Strung out groups with a rifle that has a wood stock and a light/pencil type barrel isn't really that much of a surprise is it? I'm sure a heavier profile barrel would help.


I've got an M70 featherweight which is wood and a skimpy barrel and it's a solid MOA rifle. I'm not positive how it's bedded but I would think that from the factory it would not be free-floated.
 
I'm not saying that some rifles aren't capable of MOA or less.All I'm saying is that it's not that surprising considering.Remember it's a hunting rifle not a precision rifle.I think a new barrel would be the best bet at getting this bad boy to shoot to grizzlypegs standards.

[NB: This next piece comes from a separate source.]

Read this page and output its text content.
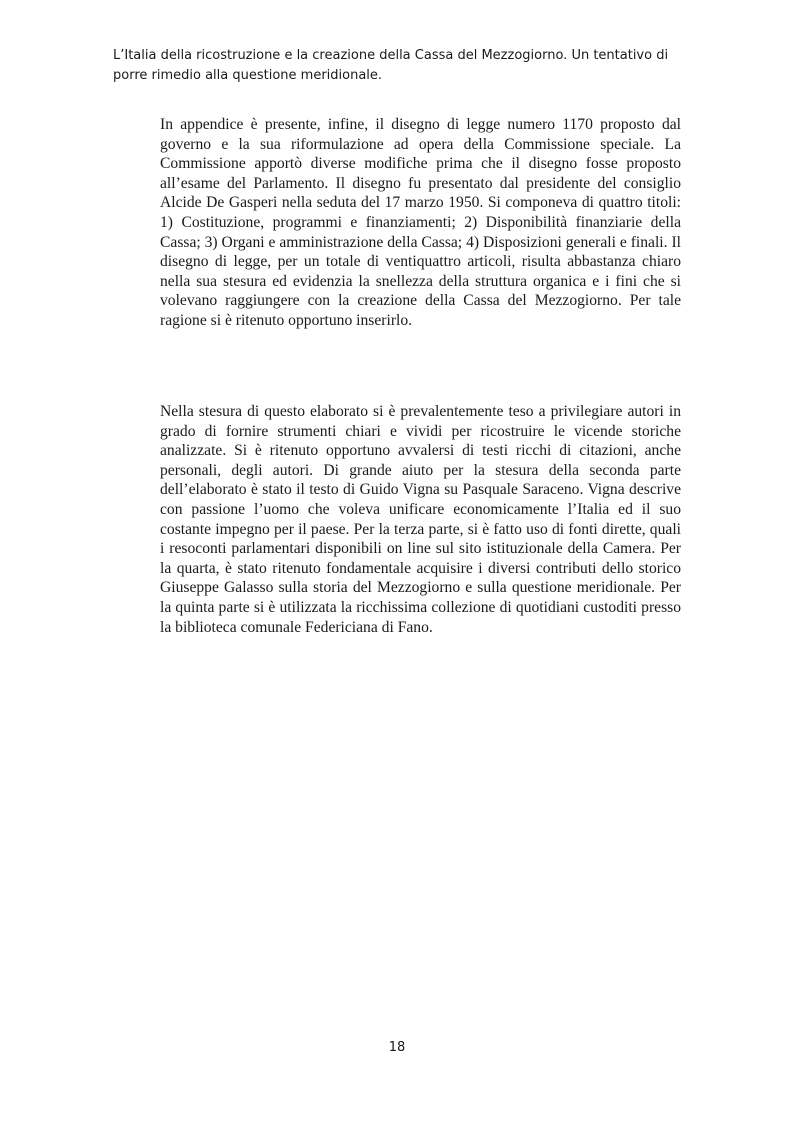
L’Italia della ricostruzione e la creazione della Cassa del Mezzogiorno. Un tentativo di porre rimedio alla questione meridionale.

In appendice è presente, infine, il disegno di legge numero 1170 proposto dal governo e la sua riformulazione ad opera della Commissione speciale. La Commissione apportò diverse modifiche prima che il disegno fosse proposto all’esame del Parlamento. Il disegno fu presentato dal presidente del consiglio Alcide De Gasperi nella seduta del 17 marzo 1950. Si componeva di quattro titoli: 1) Costituzione, programmi e finanziamenti; 2) Disponibilità finanziarie della Cassa; 3) Organi e amministrazione della Cassa; 4) Disposizioni generali e finali. Il disegno di legge, per un totale di ventiquattro articoli, risulta abbastanza chiaro nella sua stesura ed evidenzia la snellezza della struttura organica e i fini che si volevano raggiungere con la creazione della Cassa del Mezzogiorno. Per tale ragione si è ritenuto opportuno inserirlo.

Nella stesura di questo elaborato si è prevalentemente teso a privilegiare autori in grado di fornire strumenti chiari e vividi per ricostruire le vicende storiche analizzate. Si è ritenuto opportuno avvalersi di testi ricchi di citazioni, anche personali, degli autori. Di grande aiuto per la stesura della seconda parte dell’elaborato è stato il testo di Guido Vigna su Pasquale Saraceno. Vigna descrive con passione l’uomo che voleva unificare economicamente l’Italia ed il suo costante impegno per il paese. Per la terza parte, si è fatto uso di fonti dirette, quali i resoconti parlamentari disponibili on line sul sito istituzionale della Camera. Per la quarta, è stato ritenuto fondamentale acquisire i diversi contributi dello storico Giuseppe Galasso sulla storia del Mezzogiorno e sulla questione meridionale. Per la quinta parte si è utilizzata la ricchissima collezione di quotidiani custoditi presso la biblioteca comunale Federiciana di Fano.

18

One thing I learned in Bisley is that sometimes you are going to get a rifle that can't shoot a one inch group at 100m no matter what kind of tinkering you do to it or how badly you want it to.You either except it and carry on or you start replacing parts like barrels.But even then there is no guarantee it will shoot.
 
I'll lend or sell you a new unfired barrel if you can swap it. Send me the rifle if you want and I'll do it. Otherwise, there should be a warranty dealer in winnipeg, can't remember his name at the moment.

Cheers,
Rob
 
I'm currently bedding the barrel about an inch's worth, one inch from the tip of the foreend of the stock. I've applied 5 lbs upward pressure while the epoxy sets. Rob, I appreciate your offer. It will be interesting to see if this has any effect. The stock is a Boyd's target varminter laminate. Its quite robust in the foreend and shouldn't be too sensitive to flex.